Proposal: Include all species in the family in Appendix II

Glass frogs species are increasingly exploited, often illegally, for the pet and collectors’ trades (mostly to Europe and the USA). The great difficulty in distinguishing between different species and genera of the family Centrolenidae provides an opportunity for exploitation (and laundering) by those who desire to trade in rare or endangered species if only some, but not all, species of glass frogs were to be included in Appendix II. It is vital therefore to list all species in this family. That is in addition to the benefits of Appendix II, in helping to ensure that trade is legal and biologically sustainable, which will help reduce pressure on wild populations that are already threatened by habitat fragmentation, climate change, and disease.

WCS’s CWT efforts across the world

WCS’s ‘on-the-ground’ presence across much of the globe enables us to address multiple aspects of wildlife exploitation and trade, including wildlife crime, at all points along the trade chain in source, transit and consumer countries.

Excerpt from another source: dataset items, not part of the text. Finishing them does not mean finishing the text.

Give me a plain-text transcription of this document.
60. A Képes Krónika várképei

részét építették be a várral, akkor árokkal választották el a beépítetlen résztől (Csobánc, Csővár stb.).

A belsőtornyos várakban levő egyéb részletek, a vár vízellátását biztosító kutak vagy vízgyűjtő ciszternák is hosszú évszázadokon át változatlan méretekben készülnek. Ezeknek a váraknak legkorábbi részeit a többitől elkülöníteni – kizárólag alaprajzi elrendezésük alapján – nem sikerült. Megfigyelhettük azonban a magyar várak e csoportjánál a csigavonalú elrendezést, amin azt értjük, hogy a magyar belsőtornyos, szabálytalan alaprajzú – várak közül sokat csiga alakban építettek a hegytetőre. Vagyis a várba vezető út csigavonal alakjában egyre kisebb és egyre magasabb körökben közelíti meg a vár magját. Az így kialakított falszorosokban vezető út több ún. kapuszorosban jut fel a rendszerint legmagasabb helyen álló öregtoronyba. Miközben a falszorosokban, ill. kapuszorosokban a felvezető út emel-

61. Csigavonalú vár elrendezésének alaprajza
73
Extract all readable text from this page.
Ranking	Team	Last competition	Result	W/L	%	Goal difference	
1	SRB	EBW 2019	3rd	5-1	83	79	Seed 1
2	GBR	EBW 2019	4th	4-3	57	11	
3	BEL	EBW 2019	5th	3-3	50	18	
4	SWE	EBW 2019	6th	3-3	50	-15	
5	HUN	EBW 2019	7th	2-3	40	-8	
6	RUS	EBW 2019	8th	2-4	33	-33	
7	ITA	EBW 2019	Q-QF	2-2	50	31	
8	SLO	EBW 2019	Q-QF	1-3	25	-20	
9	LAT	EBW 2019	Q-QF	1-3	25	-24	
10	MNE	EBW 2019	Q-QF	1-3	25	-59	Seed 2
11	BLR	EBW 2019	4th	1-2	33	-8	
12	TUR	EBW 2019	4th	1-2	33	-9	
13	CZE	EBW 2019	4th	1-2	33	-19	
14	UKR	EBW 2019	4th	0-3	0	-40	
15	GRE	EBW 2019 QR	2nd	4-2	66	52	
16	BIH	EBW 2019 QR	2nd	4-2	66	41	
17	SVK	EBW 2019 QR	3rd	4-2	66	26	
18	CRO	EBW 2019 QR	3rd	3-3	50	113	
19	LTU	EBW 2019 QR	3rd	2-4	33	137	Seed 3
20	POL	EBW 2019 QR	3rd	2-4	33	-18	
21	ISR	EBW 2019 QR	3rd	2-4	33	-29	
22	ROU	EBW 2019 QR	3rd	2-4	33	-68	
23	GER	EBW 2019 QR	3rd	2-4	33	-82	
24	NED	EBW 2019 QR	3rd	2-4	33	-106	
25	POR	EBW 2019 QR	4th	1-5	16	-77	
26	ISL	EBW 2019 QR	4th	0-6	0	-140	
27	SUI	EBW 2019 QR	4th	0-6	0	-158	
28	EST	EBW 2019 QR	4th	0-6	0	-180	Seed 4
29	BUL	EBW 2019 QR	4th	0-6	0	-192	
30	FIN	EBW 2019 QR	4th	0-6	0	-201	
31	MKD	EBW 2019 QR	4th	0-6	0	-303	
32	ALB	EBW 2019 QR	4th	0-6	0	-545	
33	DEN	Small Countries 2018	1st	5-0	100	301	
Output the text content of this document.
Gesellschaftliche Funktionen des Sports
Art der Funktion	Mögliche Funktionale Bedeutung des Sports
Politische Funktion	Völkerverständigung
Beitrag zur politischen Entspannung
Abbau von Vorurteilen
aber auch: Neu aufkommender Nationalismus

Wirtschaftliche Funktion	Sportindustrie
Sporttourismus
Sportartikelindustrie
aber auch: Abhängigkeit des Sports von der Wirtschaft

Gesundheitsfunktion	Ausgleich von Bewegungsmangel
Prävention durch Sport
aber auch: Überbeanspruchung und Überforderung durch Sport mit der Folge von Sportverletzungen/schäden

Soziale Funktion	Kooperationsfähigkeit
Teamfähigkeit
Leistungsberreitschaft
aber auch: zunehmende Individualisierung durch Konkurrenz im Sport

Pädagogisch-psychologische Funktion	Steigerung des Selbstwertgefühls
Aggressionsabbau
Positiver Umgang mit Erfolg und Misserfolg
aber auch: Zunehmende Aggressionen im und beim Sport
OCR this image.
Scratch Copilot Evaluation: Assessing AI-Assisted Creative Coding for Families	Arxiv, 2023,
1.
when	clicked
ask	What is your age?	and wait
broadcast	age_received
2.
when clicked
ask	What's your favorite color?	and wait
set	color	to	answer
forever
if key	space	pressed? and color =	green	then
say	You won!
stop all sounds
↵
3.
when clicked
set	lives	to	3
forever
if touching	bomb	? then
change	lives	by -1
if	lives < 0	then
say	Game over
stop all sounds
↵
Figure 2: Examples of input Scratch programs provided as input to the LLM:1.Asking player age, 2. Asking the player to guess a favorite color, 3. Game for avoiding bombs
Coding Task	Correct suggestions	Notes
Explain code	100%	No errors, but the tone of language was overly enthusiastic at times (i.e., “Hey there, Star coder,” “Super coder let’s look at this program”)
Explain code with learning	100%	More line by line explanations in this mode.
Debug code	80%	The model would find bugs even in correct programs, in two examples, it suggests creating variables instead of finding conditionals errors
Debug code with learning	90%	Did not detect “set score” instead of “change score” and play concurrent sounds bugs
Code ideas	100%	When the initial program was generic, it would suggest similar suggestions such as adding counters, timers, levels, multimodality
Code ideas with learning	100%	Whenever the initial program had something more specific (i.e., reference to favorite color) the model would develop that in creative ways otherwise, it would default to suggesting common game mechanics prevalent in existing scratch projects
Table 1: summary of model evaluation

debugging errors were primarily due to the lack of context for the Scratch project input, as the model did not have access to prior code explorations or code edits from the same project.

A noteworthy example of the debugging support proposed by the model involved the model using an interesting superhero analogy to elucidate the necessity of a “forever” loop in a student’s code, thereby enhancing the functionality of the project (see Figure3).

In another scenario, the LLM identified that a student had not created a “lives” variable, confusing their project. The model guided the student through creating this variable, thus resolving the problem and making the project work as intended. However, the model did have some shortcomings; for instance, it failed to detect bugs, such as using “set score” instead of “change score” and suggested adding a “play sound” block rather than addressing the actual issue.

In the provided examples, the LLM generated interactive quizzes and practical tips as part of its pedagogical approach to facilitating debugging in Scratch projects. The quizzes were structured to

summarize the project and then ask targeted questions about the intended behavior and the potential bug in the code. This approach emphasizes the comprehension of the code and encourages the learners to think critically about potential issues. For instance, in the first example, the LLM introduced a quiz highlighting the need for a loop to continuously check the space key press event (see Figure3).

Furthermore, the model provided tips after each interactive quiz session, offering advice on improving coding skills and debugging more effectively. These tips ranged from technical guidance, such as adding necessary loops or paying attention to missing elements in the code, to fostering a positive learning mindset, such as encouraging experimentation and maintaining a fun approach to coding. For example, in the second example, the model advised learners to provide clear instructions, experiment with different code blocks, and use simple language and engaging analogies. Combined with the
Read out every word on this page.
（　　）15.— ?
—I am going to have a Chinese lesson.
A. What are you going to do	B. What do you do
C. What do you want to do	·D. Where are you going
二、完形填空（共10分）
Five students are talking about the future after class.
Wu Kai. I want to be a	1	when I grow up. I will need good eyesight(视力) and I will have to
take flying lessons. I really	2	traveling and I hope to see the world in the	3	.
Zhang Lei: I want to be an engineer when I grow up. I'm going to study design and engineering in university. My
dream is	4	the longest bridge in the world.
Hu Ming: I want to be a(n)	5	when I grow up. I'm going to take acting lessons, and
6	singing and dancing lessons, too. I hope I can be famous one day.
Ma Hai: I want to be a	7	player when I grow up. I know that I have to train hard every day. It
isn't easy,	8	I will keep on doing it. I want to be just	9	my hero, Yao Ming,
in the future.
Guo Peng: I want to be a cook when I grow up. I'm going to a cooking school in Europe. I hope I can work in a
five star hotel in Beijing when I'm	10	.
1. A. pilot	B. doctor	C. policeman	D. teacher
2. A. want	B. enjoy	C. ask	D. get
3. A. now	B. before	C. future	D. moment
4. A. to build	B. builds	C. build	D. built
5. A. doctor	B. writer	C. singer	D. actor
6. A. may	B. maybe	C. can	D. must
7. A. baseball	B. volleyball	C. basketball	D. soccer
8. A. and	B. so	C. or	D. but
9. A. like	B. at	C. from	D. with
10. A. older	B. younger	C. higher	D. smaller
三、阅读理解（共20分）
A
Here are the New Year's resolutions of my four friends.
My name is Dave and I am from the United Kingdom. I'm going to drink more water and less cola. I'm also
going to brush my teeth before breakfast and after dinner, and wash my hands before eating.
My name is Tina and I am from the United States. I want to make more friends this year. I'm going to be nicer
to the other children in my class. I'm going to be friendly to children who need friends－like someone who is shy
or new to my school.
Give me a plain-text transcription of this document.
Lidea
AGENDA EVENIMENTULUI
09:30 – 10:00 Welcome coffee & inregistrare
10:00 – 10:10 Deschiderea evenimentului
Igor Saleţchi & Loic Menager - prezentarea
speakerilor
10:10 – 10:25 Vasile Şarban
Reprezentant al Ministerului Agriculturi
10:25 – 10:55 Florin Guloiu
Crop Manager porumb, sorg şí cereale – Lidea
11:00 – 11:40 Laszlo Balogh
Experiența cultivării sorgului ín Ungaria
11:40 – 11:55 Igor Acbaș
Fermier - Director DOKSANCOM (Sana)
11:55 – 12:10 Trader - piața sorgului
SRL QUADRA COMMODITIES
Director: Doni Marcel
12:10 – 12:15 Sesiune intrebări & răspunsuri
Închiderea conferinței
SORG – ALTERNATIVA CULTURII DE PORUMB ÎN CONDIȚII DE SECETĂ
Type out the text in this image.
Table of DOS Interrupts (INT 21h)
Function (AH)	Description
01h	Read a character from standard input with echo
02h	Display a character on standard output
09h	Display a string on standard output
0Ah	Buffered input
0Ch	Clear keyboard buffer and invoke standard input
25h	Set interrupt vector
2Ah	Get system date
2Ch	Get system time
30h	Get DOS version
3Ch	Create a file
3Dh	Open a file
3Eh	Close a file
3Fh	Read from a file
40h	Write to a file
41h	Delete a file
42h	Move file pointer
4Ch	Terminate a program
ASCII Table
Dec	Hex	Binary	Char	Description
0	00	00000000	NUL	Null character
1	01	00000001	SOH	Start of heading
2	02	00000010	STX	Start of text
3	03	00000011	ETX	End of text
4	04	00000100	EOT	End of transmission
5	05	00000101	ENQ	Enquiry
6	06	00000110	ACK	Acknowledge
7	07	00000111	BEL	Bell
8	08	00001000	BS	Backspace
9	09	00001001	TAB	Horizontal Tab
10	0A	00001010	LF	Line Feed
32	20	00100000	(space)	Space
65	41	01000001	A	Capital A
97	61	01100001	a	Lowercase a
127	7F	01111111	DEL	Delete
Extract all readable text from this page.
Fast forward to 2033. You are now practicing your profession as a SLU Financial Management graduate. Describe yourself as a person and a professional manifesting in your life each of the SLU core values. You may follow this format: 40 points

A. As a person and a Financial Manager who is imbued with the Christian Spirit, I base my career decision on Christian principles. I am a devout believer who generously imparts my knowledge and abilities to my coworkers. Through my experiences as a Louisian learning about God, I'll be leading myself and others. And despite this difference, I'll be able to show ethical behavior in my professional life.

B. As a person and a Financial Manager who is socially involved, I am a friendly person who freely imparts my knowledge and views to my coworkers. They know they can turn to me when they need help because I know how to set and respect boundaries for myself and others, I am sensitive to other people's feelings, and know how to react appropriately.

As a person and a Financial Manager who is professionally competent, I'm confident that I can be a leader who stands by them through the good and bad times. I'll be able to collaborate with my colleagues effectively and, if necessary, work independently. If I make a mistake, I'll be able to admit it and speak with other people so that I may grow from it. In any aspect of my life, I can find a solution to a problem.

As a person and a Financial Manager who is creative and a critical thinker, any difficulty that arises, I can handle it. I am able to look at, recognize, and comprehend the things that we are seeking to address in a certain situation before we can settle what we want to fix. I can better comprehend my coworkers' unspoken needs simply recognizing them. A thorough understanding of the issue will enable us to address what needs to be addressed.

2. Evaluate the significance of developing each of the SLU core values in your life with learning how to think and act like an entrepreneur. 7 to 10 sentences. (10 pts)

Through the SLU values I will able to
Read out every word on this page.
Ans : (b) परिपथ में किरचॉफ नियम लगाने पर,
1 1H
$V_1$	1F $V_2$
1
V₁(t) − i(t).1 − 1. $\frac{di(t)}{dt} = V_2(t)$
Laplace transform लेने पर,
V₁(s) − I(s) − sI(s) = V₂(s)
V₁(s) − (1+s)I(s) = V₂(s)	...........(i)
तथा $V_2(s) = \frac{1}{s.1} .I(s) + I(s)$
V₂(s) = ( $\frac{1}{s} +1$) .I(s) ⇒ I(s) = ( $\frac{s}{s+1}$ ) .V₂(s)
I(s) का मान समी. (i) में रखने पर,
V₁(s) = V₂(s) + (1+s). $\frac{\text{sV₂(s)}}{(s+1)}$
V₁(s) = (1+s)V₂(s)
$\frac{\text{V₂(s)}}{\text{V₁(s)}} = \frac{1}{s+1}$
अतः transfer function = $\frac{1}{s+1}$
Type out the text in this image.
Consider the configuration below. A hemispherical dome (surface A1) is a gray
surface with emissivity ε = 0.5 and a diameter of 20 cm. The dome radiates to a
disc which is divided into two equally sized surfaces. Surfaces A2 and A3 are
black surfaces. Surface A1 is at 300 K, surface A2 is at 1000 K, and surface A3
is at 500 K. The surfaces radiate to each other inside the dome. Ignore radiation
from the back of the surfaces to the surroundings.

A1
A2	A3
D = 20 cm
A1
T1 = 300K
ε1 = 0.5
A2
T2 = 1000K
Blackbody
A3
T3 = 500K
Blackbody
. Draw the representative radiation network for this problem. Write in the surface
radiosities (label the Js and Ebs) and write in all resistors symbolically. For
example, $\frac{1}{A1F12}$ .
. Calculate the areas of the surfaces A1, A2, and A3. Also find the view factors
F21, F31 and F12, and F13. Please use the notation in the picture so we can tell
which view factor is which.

WCS field research and related conservation efforts support the design and implementation of science-based conservation and management strategies that will not only conserve and protect species but also enhance sustainability in the exploitation of species while improving benefits to local communities and economies from sustainable use regimes, when relevant and appropriate.

WCS views on the proposals to amend the Appendices are based on the CITES listing criteria, the best available scientific and technical information, and information from our field and country programs around the world. WCS looks forward to working with the Parties during CoP19.

Issues other than species proposals

There are many issues to be discussed (and more than 80 agenda items other than species proposals) at the CITES meeting. WCS, based on our field, scientific, and technical expertise has made recommendations on several of those, which can be found at, and our experts are happy to answer any questions on this. In particular, we are focused on combatting wildlife trafficking, compliance, management of stockpiles, and key issues relevant to jaguars, tigers and other big cats, and the scientific integrity of the CITES listing criteria.